Usually a negative message disappoints the reader in some way, so Ms. Thompson will probably be disappointed after reading the message in the letter. That’s why, as a good specialist of Customer Services Department, I should do my best to avoid damaging the quality of the relationship. I should sympathetically convince the customer of her improper actions and provide a solution.
Tone of Letter
Writing an adjustment letter giving the customer a negative message requires using right tone to avoid customer disappointment. The author should use right wording and express goodwill. Following these concepts, I tried to be:
- Logical giving a believable reason for the negative message (the label directions of the liquid bleach weren’t followed by the customer).
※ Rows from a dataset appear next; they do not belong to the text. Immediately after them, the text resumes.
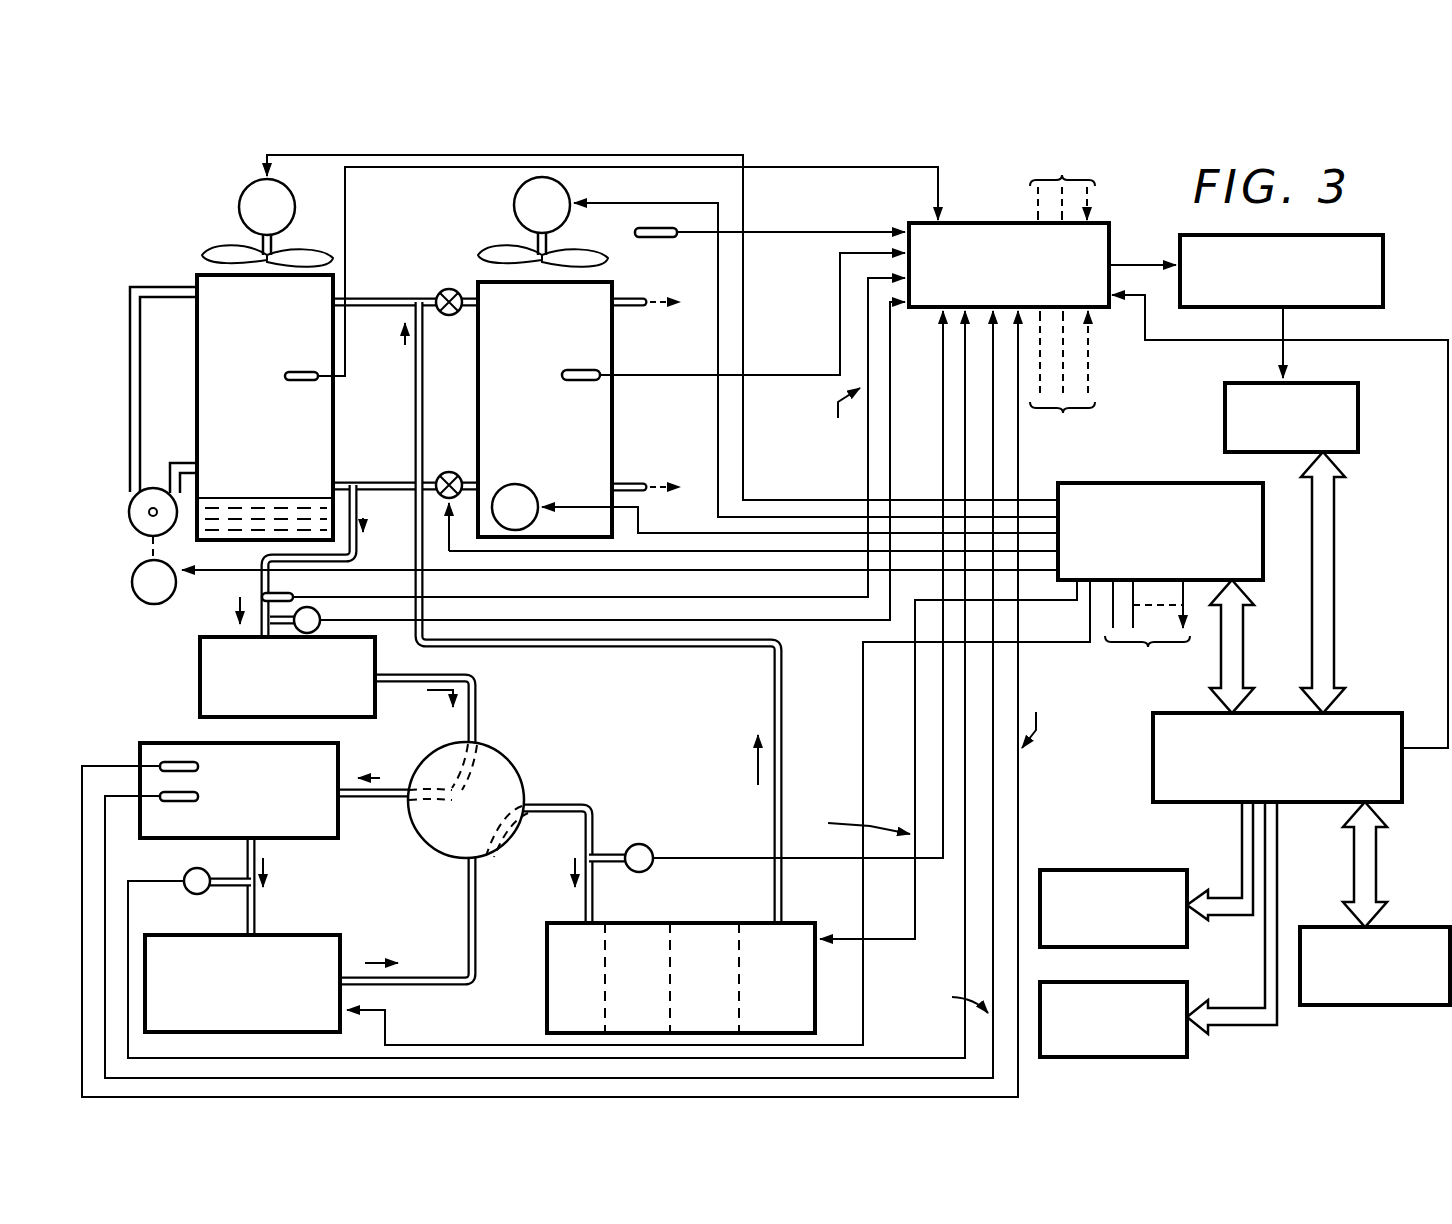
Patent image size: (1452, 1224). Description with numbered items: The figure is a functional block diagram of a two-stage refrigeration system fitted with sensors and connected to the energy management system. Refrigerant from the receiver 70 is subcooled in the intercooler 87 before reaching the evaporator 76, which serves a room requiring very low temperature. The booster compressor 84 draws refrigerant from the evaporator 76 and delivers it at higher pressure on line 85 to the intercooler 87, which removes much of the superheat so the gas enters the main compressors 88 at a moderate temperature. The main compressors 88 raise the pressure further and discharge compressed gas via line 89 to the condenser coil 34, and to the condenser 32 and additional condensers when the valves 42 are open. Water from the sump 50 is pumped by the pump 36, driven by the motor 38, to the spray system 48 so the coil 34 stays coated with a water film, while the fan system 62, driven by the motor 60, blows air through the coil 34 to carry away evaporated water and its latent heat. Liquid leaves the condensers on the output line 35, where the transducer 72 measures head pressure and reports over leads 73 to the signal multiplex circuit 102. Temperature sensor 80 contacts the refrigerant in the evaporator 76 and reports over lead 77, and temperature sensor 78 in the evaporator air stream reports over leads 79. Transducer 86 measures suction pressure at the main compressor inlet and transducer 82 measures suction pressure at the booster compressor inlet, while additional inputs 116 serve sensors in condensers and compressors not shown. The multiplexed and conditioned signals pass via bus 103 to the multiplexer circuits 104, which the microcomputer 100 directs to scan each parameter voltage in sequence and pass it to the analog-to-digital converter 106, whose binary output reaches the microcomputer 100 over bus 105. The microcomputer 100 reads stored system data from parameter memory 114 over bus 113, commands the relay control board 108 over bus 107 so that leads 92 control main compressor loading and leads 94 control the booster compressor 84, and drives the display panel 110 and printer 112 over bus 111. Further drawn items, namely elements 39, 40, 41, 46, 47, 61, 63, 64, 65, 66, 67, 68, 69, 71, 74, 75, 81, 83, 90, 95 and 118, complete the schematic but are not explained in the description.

The condenser 32 is at (172, 247).
The condenser coil 34 is at (230, 382).
The output line 35 is at (360, 498).
The pump 36 is at (128, 512).
The motor 38 is at (132, 584).
The pump motor control line 39 is at (228, 572).
The condenser pump motor 40 is at (535, 496).
The pump motor control line 41 is at (566, 507).
The valves 42 is at (440, 290).
The wet bulb temperature sensor 46 is at (305, 382).
The sensor lead 47 is at (346, 216).
The spray system 48 is at (228, 310).
The sump 50 is at (230, 540).
The motor 60 is at (240, 202).
The fan motor control line 61 is at (743, 346).
The fan system 62 is at (250, 254).
The fan motor control line 63 is at (718, 260).
The fan motor 64 is at (516, 203).
The fan 65 is at (516, 248).
The wet bulb temperature sensor 66 is at (583, 382).
The sensor lead 67 is at (798, 378).
The dry bulb temperature sensor 68 is at (648, 238).
The sensor lead 69 is at (800, 234).
The receiver 70 is at (200, 675).
The liquid line 71 is at (478, 720).
The pressure transducer 72 is at (317, 623).
The leads 73 is at (848, 622).
The condensing temperature sensor 74 is at (284, 592).
The sensor lead 75 is at (456, 598).
The evaporator 76 is at (150, 742).
The lead 77 is at (992, 855).
The temperature sensor 78 is at (200, 766).
The leads 79 is at (1020, 815).
The temperature sensor 80 is at (200, 796).
The suction line 81 is at (258, 850).
The pressure transducer 82 is at (192, 893).
The sensor lead 83 is at (965, 926).
The booster compressor 84 is at (278, 935).
The line 85 is at (466, 882).
The pressure transducer 86 is at (644, 844).
The intercooler 87 is at (516, 768).
The main compressor 88 is at (642, 923).
The line 89 is at (414, 420).
The outlet to additional condensers 90 is at (636, 308).
The leads 92 is at (914, 726).
The leads 94 is at (862, 726).
The sensor lead 95 is at (850, 858).
The microcomputer 100 is at (1153, 752).
The signal multiplex circuit 102 is at (1112, 250).
The bus 103 is at (1130, 266).
The multiplexer circuits 104 is at (1383, 290).
The bus 105 is at (1335, 565).
The analog-to-digital converter 106 is at (1358, 437).
The bus 107 is at (1243, 670).
The relay control board 108 is at (1122, 483).
The display panel 110 is at (1052, 870).
The bus 111 is at (1242, 820).
The printer 112 is at (1125, 1057).
The bus 113 is at (1378, 884).
The parameter memory 114 is at (1385, 1005).
The additional inputs 116 is at (1062, 299).
The additional relay outputs 118 is at (1147, 627).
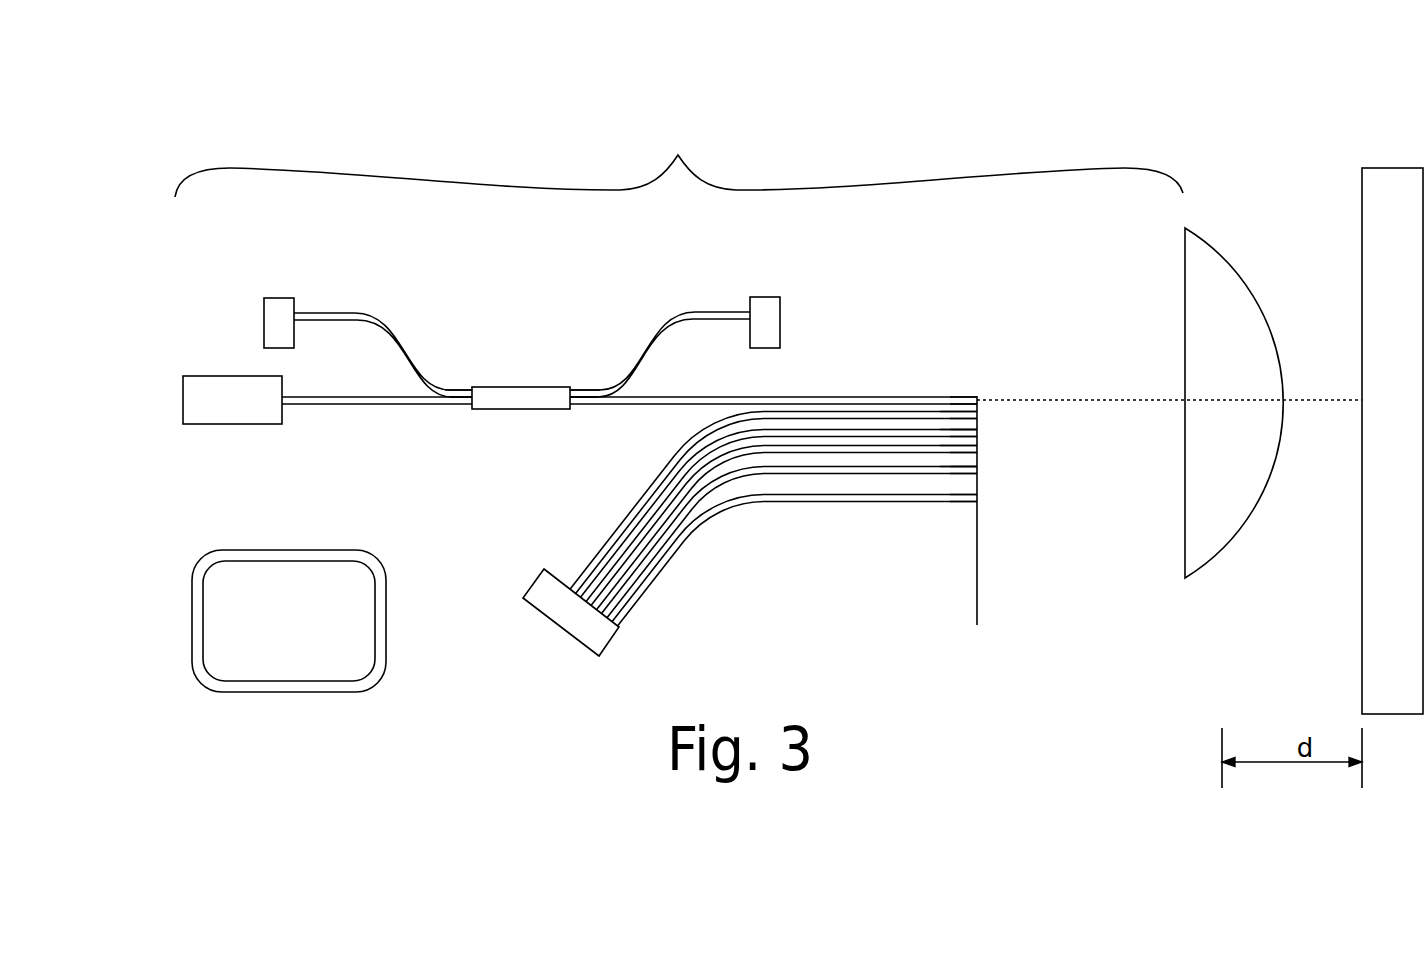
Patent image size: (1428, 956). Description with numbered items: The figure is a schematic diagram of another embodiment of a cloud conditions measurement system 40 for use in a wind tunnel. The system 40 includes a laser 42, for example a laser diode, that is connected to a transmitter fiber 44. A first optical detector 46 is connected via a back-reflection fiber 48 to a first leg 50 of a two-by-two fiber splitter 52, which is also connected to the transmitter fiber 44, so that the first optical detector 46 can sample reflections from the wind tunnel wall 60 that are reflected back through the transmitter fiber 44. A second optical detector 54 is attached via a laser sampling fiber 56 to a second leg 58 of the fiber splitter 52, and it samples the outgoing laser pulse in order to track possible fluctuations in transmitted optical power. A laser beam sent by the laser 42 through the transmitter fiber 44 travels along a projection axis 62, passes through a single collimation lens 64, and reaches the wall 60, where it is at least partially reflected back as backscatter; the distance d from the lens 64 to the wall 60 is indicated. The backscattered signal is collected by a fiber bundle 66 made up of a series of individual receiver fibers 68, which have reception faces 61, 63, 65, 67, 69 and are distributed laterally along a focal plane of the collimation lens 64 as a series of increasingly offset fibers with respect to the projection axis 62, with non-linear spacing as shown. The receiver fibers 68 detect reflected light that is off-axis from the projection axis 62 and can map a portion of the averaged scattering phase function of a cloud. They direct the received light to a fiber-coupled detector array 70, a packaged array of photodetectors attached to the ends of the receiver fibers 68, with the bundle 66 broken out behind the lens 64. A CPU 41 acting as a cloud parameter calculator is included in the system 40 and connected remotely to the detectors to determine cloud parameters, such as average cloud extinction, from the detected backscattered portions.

- Sympathetic, this means being clear, courteous and helpful where possible, even when I cannot do what the customer wants.
- Prudent reflecting the meaning I intended to show.
- Careful avoiding negative transitions (such words as “but”, “however”, “although”, and “even through” aren’t used because they signal a turn for the worse).
- Friendly showing goodwill and readiness to settle the issue (two different solutions were presented in the letter, so that the customer could choose the best one).
Structure of Letter
The structure of the customer service letter includes four functional elements, such as:
- Opening. The major function of this element is to thank the reader for having written and to mention of the company’s intention to retain the reader as a satisfied customer.
- Subordination. The major function is to subordinate the negative aspect and focus the reader on explanations of the error, yet not making the reader feel inconvenienced or guilty of the ruined jacket.
- Solution. The major function is to give possible solutions to settle the issue.
- Ending. The major function is to close the letter in a positive way, focusing on future business.